There is someone who derives his life’s joy only through work – he is a workman, a sudra. Not that he is a lowly being because of his being a sudra – it is grievously wrong to think so – but unfortunately this mistaken interpretation did receive wide acceptance, for which the wise people who originally conceived it are not responsible. The responsibility should lie with those ignorant people who imposed their wrong interpretations of varna on society. The wise ones said only this much, that there are people who can find their joy only through work, through service. If they are deprived of their work they will be unhappy, they will lose their souls.

Krishna says it is better to die in one’s own nature than to live in any other’s nature, that imitation is destructive, suicidal.
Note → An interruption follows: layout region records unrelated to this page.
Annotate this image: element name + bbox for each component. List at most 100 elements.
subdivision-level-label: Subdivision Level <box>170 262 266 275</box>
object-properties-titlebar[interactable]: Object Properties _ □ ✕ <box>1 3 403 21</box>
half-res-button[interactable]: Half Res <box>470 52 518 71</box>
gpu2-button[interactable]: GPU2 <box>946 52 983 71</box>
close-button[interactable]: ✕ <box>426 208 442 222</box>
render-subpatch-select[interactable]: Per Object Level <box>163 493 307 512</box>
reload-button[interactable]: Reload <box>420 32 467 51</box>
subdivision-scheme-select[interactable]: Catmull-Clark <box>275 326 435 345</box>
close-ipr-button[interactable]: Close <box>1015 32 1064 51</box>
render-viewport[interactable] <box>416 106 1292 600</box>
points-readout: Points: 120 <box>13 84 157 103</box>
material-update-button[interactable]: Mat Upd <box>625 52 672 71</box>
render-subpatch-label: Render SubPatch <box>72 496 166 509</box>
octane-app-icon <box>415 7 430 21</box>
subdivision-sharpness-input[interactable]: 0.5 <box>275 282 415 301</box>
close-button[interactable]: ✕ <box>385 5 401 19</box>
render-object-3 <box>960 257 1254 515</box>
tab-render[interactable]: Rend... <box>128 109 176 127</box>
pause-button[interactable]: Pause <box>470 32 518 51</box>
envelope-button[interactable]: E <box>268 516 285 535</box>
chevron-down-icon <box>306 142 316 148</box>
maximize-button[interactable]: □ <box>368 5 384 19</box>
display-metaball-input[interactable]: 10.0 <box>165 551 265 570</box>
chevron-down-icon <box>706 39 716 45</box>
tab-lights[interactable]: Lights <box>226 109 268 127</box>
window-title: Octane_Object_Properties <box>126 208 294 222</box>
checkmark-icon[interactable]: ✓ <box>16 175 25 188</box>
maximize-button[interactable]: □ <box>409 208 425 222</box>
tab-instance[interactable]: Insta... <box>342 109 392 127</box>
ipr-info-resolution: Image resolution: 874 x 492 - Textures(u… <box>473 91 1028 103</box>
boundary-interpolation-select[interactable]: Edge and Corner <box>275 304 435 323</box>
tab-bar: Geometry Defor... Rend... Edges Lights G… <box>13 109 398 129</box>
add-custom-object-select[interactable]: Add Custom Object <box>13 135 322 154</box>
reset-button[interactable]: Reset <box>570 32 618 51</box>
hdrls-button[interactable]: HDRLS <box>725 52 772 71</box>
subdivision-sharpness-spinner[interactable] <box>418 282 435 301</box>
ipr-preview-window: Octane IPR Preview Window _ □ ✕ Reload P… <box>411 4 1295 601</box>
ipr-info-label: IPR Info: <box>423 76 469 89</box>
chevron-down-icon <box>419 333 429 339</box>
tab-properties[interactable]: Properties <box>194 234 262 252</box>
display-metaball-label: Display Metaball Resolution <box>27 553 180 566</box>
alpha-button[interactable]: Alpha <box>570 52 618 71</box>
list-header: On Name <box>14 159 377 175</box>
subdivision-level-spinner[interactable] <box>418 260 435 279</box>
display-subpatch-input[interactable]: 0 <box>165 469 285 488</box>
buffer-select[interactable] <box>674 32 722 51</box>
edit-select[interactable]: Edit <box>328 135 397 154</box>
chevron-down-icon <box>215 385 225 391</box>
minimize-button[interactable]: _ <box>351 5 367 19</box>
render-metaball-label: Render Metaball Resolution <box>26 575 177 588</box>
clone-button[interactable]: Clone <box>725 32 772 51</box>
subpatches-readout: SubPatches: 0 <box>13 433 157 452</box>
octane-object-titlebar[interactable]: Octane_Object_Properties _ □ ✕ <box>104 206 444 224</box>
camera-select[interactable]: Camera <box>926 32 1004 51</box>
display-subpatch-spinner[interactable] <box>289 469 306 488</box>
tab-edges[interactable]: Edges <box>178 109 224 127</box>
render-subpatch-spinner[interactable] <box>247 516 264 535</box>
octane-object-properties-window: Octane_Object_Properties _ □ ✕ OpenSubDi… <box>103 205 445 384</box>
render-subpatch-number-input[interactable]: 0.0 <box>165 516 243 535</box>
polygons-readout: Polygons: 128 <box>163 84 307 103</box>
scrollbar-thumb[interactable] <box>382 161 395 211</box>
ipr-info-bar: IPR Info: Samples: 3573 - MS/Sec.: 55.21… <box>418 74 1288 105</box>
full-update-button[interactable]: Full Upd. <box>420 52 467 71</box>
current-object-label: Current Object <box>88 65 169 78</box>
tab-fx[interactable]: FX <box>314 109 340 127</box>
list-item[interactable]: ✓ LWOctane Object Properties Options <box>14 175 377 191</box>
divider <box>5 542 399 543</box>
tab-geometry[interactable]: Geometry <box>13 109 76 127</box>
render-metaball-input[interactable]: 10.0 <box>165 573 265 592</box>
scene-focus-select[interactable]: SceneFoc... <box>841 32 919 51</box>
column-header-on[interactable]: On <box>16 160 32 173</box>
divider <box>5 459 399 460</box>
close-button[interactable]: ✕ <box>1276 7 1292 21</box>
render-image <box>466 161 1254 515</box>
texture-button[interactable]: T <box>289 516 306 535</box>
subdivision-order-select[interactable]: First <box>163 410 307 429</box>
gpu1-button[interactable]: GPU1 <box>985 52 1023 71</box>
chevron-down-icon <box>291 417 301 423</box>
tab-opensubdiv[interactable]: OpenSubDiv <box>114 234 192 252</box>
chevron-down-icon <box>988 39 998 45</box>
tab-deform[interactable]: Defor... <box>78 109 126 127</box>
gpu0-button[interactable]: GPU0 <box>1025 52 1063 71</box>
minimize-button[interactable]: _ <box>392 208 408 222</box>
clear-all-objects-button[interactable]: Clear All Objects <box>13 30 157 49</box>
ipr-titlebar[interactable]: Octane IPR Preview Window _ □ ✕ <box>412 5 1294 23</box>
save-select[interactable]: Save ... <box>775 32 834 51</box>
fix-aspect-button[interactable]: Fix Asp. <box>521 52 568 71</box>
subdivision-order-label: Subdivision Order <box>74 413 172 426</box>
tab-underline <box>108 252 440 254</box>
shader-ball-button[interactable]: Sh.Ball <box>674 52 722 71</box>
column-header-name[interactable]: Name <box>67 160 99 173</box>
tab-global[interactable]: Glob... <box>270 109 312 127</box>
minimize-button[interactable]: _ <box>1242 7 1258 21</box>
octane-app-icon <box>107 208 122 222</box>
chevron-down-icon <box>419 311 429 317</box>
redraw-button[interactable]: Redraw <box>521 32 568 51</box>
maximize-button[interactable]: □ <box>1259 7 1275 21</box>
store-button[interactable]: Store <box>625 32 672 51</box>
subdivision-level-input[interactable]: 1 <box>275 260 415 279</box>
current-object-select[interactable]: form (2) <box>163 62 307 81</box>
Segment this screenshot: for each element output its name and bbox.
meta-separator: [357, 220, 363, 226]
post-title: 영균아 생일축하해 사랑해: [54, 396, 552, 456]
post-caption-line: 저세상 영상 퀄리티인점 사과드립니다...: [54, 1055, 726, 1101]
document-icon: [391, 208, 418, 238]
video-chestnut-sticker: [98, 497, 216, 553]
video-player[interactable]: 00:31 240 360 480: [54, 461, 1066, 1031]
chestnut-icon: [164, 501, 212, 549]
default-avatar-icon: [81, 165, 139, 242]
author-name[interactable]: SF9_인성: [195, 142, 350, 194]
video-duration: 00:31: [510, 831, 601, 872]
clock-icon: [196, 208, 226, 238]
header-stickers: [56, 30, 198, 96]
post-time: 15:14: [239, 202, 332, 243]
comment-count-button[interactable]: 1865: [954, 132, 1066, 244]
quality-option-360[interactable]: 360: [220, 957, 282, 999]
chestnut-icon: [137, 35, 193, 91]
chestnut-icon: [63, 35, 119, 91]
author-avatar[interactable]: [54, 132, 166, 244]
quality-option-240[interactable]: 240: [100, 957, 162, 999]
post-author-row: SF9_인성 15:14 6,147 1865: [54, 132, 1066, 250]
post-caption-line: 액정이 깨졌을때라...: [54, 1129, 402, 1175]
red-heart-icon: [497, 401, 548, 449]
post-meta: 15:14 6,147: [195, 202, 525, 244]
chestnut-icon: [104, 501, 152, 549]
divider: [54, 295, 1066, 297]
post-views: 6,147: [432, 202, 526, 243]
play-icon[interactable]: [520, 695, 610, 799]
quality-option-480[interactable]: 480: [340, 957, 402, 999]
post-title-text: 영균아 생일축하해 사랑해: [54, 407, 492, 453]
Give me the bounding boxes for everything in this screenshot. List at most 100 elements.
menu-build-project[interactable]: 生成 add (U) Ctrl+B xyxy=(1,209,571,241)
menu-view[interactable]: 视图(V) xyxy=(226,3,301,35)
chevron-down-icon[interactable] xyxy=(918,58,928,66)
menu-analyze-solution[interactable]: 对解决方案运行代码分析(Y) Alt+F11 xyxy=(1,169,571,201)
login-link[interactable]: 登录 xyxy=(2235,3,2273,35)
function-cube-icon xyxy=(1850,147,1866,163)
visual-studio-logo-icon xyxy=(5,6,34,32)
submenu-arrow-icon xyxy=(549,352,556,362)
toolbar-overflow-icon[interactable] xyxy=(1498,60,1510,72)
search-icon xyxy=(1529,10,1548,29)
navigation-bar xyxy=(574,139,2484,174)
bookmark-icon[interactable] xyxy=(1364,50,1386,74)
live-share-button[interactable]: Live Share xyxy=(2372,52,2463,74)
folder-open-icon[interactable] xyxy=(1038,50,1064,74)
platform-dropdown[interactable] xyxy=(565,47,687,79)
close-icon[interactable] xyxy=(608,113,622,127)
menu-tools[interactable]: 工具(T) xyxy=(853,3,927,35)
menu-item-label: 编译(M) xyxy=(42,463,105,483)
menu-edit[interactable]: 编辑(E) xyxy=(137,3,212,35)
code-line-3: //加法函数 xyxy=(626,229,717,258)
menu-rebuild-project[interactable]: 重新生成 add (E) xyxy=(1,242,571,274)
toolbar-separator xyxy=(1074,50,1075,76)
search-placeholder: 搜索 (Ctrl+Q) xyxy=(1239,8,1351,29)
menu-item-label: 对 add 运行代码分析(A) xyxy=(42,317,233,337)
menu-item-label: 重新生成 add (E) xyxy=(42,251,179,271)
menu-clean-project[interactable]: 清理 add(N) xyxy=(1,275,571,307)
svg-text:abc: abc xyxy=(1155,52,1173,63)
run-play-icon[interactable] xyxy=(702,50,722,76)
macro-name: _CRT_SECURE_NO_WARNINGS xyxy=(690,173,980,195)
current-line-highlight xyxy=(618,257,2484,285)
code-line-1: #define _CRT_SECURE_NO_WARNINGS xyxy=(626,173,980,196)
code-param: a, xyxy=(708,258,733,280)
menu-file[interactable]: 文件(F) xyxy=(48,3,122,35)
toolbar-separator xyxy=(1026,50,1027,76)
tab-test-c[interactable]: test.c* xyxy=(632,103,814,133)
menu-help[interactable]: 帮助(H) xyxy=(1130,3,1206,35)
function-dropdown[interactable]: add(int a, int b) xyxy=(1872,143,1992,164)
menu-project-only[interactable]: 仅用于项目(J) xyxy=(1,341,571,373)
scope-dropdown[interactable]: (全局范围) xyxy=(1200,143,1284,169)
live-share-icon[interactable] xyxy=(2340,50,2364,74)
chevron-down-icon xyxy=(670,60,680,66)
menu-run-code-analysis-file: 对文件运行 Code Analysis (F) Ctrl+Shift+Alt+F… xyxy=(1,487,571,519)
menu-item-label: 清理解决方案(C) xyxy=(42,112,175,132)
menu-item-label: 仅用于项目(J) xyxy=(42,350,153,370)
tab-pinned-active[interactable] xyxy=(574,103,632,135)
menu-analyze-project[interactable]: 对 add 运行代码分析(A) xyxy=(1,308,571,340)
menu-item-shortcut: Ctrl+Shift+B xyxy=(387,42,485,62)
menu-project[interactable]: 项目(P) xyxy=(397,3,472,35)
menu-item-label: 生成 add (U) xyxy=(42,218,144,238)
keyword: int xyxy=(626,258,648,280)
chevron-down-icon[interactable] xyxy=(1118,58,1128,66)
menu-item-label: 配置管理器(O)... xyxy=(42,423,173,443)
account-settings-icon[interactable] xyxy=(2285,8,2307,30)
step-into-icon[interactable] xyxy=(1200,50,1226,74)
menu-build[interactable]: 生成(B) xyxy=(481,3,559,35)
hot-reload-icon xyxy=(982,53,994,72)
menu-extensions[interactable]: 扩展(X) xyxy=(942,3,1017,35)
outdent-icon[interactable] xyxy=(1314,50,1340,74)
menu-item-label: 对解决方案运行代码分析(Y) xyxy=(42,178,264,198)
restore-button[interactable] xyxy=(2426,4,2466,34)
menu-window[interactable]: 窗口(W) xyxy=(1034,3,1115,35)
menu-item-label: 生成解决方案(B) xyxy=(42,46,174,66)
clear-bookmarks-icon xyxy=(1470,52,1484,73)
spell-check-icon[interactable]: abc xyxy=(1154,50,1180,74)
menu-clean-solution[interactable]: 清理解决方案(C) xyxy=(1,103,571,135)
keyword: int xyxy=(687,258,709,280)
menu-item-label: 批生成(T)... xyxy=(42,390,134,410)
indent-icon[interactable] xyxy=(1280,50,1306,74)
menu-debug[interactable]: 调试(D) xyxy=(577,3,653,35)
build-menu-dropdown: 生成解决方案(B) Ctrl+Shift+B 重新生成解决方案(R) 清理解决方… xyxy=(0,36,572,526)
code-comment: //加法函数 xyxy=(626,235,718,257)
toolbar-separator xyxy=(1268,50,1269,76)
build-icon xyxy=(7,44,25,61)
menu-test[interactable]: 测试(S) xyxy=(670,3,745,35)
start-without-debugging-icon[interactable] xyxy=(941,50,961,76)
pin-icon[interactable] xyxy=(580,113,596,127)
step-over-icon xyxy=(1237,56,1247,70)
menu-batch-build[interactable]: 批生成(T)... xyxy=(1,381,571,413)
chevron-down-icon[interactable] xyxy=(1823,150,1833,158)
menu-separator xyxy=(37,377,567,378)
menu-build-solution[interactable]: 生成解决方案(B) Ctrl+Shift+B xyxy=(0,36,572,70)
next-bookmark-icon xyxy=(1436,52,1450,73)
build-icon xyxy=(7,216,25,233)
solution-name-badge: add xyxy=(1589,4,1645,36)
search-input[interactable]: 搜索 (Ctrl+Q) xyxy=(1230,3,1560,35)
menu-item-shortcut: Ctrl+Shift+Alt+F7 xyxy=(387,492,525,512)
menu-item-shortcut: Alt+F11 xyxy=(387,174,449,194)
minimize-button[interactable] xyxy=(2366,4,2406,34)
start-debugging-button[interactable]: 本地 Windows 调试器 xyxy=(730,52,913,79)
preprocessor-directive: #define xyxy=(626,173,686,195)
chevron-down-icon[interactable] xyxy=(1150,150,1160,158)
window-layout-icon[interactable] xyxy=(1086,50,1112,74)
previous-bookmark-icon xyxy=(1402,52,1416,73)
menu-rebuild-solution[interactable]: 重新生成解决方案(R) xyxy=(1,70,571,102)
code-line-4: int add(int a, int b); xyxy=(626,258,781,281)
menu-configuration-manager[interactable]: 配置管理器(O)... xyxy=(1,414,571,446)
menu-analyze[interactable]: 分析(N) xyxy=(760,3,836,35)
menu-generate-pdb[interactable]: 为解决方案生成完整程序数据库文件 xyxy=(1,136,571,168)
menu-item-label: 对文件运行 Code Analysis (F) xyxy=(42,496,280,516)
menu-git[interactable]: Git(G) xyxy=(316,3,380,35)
To live the way another lives is worse than death, it is a living death. And if one dies the way one is, it means one has found a new life for himself, new and sublime. If I can die the way I am, retaining my individuality, then my death becomes authentic, then it is my death.

But we all live borrowed lives. Even our own lives are not our own, real and authentic. We are all second hand and false people. Krishna stands for an authentic life, a life that is our own. To be authentic means to be an individual, to retain one’s individuality. The word individual is significant. It means indivisible, united and one.

There are people all around who are out to destroy your individuality, who are trying to enslave you and turn you into their camp-followers. It is their ego trip; it gratifies their ego to know so many people follow them. The larger the number of followers, the greater is their ego. Then they feel they are somebody’s people have to follow. And then they try to enslave those who follow them, and enslave them in every way. They impose their will, even their whims on them, in the name of discipline. They take away their freedom and virtually reduce them to their serfs. Because their freedom poses a challenge to their egos, they do everything to destroy their freedom. All gurus, all masters do it.

For men like Krishna, what we know as our life, what we know as our gross life, is nothing more than a bundle of dreams.

Krishna says be immaculately yourself. Follow your own true nature and don’t follow and imitate any other.